TYPOGRAPHY
Emil Ruder
Emil Ruder: TYPOGRAPHY: A Manual of Design. New York: Hastings House / Visual Communications Books, December 1982. Second printing. A very good or better oversized softcover book in thick, printed wrappers: wrappers lightly worn. Interior unmarked and very clean. Out-of-print.
9 x 11 softcover book with 220 pages and many b/w illustrations from studies by the author or by typography students at AGS Basle. Chapters on function and form, arrangements, geometrical, optical and organic aspects, contrasts, color, rhythm and much more.
From the book: "This classic work of modern typography offers one of the most intelligent and attractive treatises on the design of typography for contemporary use." This is a great, and increasingly scarce, exploration of experimental typography. One of the classic texts of modern typography which presents some of the the most intelligent and attractive comments on contemporary typographic design.
Contents:
- Introduction "More than graphic design, typography is an expression of technology, precision and good order."
- Writing and printing "A good designer must refrain from mixing writing and printing."
- Function and form "The typographer clothes the word with visible form and preserves it for the future. "
- Form and counter-form "The various effects obtained by the compination of letters are determind by the interplay of the white of the counter and the white of the set width. "
- The techniques of typography "It is in this unchanging appearance of all the letters that the beauty of typography resides; its essential nature lies in the repetition of the type characters and the repetition inherent in the printing process. "
- Arrangements "The aim of all good typography is form subordinated to legibility."
- Geometrical, optical and organic aspects "Optical illusions cannot simply be dismissed as fancies, and every creative artist must reckon with the problems they pose. "
- Proportions "No system of ratios, however ingenious, can relieve the typographer of deciding how one value should be related to another."
- Point, line, surface "Everything is movement: the dot moves and gives rise to the line, the line moves and produces a plane surface, and plane surfaces come together and create a body."
- Contrasts "The relationship between the printed and the unprinted area must be one of tension, and this tension comes about through contrasts. "
- Shades of grey "The smallest quantity of black consumes white; it takes white away and lies at a lower level than the white surface. "
- Color "There should be tension between a bright colour and black, and this tension should be clearly apparent in the first draft of a printed work. "

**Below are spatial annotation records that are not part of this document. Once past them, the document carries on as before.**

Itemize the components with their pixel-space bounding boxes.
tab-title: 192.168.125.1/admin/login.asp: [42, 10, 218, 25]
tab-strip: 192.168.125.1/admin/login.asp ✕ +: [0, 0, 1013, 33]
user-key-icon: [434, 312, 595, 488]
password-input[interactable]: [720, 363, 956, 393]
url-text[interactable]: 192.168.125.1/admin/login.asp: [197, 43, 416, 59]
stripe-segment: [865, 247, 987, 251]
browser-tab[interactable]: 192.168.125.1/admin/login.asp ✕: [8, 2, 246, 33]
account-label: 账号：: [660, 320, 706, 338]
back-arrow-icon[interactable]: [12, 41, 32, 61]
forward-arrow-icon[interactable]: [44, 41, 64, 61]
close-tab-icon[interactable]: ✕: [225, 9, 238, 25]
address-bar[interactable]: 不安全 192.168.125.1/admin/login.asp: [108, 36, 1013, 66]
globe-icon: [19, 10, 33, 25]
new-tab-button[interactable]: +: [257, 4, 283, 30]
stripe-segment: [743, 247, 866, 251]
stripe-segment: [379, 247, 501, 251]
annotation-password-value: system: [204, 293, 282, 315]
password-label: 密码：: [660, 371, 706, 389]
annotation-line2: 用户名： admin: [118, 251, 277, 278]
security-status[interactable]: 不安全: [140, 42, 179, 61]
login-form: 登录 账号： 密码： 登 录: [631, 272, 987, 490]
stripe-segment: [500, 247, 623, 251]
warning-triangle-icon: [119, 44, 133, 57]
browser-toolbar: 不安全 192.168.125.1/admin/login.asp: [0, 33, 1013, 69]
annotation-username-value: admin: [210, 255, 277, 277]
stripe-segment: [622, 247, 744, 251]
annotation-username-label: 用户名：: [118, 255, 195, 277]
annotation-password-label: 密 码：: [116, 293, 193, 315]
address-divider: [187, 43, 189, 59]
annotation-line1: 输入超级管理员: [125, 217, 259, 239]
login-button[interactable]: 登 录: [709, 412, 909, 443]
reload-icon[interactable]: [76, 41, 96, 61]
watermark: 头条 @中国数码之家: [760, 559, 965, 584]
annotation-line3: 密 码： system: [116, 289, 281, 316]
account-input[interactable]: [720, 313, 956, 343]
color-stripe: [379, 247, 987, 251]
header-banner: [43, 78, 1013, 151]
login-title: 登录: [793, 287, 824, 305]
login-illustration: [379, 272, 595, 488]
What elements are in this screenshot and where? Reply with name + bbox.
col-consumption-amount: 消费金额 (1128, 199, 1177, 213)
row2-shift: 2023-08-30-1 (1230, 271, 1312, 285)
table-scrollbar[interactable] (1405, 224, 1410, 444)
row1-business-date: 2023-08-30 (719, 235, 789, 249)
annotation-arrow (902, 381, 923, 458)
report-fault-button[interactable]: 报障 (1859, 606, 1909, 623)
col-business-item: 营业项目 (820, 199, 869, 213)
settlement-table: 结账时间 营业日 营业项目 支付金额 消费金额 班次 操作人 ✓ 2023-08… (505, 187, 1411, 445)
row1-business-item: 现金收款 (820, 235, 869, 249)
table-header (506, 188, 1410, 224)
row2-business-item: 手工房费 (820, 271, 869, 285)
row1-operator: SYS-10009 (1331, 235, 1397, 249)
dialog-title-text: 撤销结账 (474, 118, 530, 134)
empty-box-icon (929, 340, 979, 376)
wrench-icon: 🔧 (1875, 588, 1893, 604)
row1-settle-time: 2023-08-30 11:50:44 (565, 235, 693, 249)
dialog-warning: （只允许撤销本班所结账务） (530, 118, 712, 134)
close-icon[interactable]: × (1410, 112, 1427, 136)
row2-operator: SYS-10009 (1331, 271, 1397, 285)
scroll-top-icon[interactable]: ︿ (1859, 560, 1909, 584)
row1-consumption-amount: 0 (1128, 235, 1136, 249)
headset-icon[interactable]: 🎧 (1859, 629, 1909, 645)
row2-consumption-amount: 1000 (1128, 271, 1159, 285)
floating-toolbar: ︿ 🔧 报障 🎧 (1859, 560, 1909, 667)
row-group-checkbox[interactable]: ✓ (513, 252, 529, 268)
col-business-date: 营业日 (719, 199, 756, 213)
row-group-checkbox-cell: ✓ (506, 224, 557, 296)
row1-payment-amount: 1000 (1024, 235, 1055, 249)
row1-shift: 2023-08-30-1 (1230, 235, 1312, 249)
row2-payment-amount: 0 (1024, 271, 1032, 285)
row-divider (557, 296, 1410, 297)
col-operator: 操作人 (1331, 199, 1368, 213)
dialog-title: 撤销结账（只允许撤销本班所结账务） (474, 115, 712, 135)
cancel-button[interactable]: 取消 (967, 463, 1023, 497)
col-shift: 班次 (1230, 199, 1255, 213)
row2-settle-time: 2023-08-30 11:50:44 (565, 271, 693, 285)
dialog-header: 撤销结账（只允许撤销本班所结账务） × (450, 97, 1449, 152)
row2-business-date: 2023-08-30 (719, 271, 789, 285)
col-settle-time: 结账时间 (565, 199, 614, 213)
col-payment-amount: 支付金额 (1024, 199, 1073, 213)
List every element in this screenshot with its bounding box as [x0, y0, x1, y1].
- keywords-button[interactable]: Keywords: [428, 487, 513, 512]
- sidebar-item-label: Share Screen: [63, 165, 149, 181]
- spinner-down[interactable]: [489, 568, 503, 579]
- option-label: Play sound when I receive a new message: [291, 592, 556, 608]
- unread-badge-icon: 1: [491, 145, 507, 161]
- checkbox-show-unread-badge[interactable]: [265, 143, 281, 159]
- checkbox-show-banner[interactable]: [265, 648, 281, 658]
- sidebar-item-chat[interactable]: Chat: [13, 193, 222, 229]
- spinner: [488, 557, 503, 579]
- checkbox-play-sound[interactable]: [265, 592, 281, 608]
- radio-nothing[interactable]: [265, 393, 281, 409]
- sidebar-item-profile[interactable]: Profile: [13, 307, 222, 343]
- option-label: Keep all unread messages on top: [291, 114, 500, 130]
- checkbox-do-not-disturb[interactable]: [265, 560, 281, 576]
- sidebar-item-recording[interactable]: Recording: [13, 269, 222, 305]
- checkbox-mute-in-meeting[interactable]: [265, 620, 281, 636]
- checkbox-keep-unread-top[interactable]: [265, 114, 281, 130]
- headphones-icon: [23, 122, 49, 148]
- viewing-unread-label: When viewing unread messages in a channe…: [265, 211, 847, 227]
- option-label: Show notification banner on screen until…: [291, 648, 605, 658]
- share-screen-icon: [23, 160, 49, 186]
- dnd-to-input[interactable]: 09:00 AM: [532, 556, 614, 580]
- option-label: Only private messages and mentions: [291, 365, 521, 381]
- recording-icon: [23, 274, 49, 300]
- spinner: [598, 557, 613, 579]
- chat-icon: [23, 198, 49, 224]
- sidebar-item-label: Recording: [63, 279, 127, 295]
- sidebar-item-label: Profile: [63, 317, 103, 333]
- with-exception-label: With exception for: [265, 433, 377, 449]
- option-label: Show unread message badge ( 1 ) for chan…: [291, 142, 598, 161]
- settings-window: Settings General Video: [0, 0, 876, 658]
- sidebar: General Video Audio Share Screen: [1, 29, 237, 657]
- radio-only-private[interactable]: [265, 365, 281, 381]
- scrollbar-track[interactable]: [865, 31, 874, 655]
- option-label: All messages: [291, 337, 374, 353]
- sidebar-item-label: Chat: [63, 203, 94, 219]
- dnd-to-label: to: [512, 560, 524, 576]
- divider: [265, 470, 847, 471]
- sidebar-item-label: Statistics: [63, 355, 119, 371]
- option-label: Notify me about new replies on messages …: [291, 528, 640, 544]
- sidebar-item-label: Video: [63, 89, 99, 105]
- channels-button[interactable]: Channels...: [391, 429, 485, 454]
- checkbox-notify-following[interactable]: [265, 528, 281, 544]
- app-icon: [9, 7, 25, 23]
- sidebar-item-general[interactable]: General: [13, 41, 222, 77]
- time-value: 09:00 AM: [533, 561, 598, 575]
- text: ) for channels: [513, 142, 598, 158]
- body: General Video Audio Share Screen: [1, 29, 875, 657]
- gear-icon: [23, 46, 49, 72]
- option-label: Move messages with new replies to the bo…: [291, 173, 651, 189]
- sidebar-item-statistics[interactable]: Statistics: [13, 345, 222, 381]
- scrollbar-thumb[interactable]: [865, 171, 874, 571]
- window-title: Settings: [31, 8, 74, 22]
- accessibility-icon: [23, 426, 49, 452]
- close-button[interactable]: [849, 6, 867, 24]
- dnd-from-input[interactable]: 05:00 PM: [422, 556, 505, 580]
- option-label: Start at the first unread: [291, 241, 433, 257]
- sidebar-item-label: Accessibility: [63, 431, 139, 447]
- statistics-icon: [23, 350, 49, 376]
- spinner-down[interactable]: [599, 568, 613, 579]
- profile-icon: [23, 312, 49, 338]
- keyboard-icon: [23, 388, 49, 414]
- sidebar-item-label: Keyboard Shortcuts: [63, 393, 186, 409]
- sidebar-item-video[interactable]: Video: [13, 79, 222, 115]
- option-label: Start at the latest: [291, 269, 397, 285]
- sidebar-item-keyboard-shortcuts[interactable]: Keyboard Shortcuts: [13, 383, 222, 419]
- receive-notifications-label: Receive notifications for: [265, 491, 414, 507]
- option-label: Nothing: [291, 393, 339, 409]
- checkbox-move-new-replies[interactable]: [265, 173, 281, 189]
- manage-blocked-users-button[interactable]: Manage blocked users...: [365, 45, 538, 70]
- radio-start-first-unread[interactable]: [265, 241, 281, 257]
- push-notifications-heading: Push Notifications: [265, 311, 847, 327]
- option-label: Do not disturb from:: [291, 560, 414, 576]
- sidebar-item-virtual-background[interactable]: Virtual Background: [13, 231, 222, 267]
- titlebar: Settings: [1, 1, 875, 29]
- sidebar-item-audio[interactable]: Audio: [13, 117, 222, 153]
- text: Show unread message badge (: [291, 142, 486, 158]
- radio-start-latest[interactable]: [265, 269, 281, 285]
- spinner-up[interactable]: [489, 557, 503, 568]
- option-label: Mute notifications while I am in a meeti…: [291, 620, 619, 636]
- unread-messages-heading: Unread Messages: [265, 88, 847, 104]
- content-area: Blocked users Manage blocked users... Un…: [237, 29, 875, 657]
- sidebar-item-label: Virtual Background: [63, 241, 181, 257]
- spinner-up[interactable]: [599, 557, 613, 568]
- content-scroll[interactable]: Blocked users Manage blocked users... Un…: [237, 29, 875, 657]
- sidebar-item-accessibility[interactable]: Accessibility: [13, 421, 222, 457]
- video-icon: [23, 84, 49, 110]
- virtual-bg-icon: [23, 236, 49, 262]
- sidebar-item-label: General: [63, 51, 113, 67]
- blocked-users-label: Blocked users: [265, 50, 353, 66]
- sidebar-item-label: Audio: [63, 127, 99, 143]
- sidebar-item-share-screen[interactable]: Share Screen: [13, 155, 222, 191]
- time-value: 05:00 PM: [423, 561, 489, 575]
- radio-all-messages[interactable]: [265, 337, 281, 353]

- Unity of text and form "The large number of typefaces available to the typographer today is not so much a sign of a hight level of culutrual activity as rather evidence of a lack of international coordination and the resultant frittering away of effort."
- Rhythm "Handwriting can be seen to underlie any good typeface. "
- Spontaneity and fortuity "Time and again, however,we find printed works which make no claim to formal beauty and yet have a distinctive charm for all their technical shortcomings. "
- Integral design "A book must be consistently designed throughout, including the title-page and, if possible, the cover title."
- Variations "Variation involves singling out a mean value and calls for the ability to put this mean value through as many transformations as possible."
- Kinetics "Runs of movement can embody the following themes: increase and decrease of value or increase and decrease of size; loosening up of compact elements and gathering together of scattered values into a compact form; eccentric and concentric movements; movements running from top to bottom and from bottom to top; movements from left to right and from right to left; movements from inside out and vice versa; movements along a diagonal or through an angle, etc."
- Lettering and illustration "There are two different approaches to the problem of achieving harmony between printing type and picture. One way is to seek the closest possible formal combination between test and picture, and the other is to seek a contrast between them. "
Hiebert wrote "The Swiss school is concerned that design be more than a frivolous cluttering of the environment. " Sounds good to me!
The ideals of clarity and precision in graphic design as achieved through order and organization were promulgated in the early 20th-century by such figures as Théo van Doesburg, El Lissitzky, László Moholy-Nagy, and Herbert Bayer. This new emphasis on functionalism and systematically ordered typography achieved its fruition in Switzerland in the 1930s and continued to develop through the 1960s. Centered around two schools in Zurich and Basel, this design movement became known as the Swiss Graphic Arts School. Emil Ruder is a major proponent in the development of this style.